Em 2009, a biologia molecular já havia chegado ao Instituto de Perícias do Estado, o IGP-RS. Uma jovem perita me procurou no laboratório com uma pergunta para o mestrado. A questão era se o luminol, usado para revelar vestígios de sangue invisíveis ao olho humano, contribuía para degradar o DNA que era guardado como evidência. Os fãs de filmes policiais sabem que o uso do luminol é rotina. Perguntei se isso não estava especificado nas instruções de uso do produto. Ela respondeu que sim, mas que queria saber por ela mesma – queria ter certeza. Aceitei na hora.
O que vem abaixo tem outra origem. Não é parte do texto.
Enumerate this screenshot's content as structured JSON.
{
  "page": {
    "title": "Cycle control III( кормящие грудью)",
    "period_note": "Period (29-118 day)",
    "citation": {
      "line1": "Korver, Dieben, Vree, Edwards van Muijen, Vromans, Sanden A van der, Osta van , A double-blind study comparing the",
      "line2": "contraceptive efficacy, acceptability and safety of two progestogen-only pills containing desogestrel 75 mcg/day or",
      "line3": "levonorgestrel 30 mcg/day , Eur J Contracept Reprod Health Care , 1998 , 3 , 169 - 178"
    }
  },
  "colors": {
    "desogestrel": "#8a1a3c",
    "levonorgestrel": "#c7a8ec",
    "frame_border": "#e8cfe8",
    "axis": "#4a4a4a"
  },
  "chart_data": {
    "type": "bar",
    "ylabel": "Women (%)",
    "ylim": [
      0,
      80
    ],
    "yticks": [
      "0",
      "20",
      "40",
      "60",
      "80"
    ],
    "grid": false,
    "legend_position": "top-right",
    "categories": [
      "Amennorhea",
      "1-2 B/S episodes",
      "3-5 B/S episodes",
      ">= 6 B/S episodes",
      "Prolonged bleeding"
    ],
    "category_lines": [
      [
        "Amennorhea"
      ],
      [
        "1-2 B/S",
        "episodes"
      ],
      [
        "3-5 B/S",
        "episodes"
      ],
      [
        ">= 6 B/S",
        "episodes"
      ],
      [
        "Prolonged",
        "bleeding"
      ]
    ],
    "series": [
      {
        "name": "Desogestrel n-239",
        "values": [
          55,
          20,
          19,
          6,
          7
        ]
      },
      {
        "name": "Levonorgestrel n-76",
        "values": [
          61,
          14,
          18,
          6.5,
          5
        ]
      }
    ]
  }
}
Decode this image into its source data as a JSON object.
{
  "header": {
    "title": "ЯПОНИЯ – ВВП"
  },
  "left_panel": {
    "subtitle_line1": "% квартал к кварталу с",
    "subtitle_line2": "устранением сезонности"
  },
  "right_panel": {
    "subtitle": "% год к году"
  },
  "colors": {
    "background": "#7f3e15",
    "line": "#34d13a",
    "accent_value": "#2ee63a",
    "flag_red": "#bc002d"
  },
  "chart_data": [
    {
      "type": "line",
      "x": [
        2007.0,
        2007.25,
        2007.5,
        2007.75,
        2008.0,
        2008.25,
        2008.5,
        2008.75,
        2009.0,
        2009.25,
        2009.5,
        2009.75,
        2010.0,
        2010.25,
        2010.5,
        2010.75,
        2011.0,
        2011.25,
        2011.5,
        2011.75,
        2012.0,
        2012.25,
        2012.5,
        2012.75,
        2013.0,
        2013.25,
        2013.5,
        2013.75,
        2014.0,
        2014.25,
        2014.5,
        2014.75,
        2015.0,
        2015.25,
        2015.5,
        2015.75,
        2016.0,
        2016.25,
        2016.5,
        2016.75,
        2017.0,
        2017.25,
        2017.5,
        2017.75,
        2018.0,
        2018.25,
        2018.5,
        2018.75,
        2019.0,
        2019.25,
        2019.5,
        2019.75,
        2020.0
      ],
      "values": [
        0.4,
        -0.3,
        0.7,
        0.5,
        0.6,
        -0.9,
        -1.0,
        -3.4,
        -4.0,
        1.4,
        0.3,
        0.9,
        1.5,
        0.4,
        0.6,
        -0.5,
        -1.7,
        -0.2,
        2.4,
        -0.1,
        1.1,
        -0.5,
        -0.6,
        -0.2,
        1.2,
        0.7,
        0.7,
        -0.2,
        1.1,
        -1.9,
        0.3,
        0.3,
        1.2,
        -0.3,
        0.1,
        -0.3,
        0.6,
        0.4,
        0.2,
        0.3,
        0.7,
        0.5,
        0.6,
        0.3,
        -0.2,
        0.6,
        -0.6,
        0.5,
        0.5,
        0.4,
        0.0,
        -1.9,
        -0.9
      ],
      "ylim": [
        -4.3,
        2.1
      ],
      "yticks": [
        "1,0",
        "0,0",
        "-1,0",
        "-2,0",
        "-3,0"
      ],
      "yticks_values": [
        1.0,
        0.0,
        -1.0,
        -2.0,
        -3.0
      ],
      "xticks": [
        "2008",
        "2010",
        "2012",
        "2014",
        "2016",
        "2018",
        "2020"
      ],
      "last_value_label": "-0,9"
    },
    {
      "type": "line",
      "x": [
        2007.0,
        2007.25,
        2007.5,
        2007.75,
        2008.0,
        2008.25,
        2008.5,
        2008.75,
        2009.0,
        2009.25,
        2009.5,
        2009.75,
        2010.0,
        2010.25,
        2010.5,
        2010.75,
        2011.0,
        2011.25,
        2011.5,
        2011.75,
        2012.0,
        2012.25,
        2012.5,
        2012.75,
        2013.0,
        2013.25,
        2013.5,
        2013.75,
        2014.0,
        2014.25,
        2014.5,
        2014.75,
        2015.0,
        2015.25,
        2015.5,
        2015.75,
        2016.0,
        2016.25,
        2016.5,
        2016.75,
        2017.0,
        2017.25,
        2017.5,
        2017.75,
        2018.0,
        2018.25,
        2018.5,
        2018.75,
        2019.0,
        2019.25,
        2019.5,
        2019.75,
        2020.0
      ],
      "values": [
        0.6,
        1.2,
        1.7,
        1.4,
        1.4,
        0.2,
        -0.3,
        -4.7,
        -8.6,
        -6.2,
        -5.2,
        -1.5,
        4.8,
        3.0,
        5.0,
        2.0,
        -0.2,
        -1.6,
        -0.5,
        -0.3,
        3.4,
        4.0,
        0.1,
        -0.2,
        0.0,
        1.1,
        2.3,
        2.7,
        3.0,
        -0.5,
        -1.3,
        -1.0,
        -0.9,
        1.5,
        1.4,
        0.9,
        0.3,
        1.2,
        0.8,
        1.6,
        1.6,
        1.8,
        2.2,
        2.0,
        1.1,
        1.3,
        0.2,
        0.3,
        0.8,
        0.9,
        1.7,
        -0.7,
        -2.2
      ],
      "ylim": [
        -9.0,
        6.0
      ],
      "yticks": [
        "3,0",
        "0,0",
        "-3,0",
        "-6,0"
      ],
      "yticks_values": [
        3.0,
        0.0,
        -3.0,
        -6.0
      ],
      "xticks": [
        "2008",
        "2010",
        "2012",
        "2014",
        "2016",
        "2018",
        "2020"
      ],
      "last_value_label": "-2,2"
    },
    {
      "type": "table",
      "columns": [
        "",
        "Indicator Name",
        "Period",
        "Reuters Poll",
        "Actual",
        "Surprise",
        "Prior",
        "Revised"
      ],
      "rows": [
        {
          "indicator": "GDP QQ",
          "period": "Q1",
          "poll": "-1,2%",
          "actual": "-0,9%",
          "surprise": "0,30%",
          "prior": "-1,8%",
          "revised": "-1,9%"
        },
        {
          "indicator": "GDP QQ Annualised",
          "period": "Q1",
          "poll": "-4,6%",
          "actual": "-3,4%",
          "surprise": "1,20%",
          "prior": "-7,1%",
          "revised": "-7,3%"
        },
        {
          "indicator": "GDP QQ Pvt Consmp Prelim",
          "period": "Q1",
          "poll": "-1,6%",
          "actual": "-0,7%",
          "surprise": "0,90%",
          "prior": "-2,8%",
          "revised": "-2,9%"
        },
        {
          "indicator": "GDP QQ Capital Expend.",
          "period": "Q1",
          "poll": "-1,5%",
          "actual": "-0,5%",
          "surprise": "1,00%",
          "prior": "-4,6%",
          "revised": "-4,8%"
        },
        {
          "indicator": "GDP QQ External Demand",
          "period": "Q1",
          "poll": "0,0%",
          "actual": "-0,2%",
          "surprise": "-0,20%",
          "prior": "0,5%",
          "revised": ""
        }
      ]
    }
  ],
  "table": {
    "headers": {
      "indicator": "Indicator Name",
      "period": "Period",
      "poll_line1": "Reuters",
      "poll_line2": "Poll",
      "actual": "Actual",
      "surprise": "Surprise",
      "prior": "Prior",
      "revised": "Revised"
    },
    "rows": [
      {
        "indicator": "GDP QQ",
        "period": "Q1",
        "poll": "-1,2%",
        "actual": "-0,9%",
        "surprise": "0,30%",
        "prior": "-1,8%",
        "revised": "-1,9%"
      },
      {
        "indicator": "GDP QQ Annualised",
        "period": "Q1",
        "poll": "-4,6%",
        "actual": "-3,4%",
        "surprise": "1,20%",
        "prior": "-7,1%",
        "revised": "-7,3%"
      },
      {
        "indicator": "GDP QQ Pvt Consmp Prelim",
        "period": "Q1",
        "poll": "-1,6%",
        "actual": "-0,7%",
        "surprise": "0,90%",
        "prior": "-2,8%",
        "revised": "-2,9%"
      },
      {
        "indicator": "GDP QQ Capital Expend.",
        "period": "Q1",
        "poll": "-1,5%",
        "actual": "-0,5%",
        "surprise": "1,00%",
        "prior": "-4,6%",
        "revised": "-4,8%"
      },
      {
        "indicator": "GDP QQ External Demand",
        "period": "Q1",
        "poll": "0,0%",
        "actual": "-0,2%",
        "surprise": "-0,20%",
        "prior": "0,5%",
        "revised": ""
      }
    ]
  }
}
O trabalho, publicado dois anos mais tarde na Forensic Science International, mostrava que sim, o DNA descoberto via luminol apresentava degradação a partir de alguns meses de armazenamento. Sempre uso esse exemplo para ilustrar como é importante o treinamento científico em qualquer profissional.
Na semana que passou, lendo a revista Science, lembrei desse episódio porque um aluno de outra cientista usou seu treinamento para reabrir e fazer justiça a um caso exemplar. Em 2018, um jovem advogado, que havia sido aluno da geneticista Carola Vinuesa – uma espanhola que trabalhava na Austrália –, ficou sensibilizado com um caso em que trabalhava. Uma mãe que havia sido condenada pelo assassinato de quatro filhos, todos ainda bebês, e estava encarcerada havia 20 anos. A mulher sempre dissera ser inocente, mas ninguém acreditara nela – quatro bebês! Estudando o caso, o jovem contatou a geneticista, sua antiga professora. Havia um mês, Vinuesa identificara uma rara mutação em gene que estava conectado à morte de quatro crianças na Macedônia. Vinuesa leu o processo e identificou em todas as crianças traços de uma infecção no momento da morte. Ela sabia que defeitos genéticos explicam mais de um terço das mortes súbitas em bebês – e que tais problemas muitas vezes se manifestam durante uma infecção. Pediu e obteve uma amostra do DNA da mãe, e por sequenciamento identificou uma mutação no gene CALM2 – da calmodulina. Defeitos nesse gene estavam associados com morte súbita, e se as crianças tivessem herdado esse gene isso poderia explicar as mortes. Em 2019, testou amostras dos bebês, e identificou a mesma mutação nas duas filhas, mas não nos filhos.
Na Itália, o colega Peter Schwartz, que estudara mutações em calmodulinas – e descrevera um caso em que duas crianças com uma mutação no gene haviam tido ataques cardíacos, com uma morte –, corroborava sua hipótese. Baseados nisso, pediram para reabrir o caso – o que foi negado. Vinuesa liderou então um time internacional de cientistas, que em 2020 publicou uma compilação desses casos. Um grupo dinamarquês publicou que mutações em calmodulinas provocavam falha cardíaca. Em 2022, o inquérito foi reaberto, agora com ampla evidência científica de que provavelmente essa mãe fora condenada indevidamente. E, na semana que passou, ela foi liberada.
Não apenas precisamos de mecanismos que incorporem o conhecimento científico na prática legal: precisamos do cientista que está dentro de todos nós. Nunca se sabe quando, mas ele vai fazer a diferença.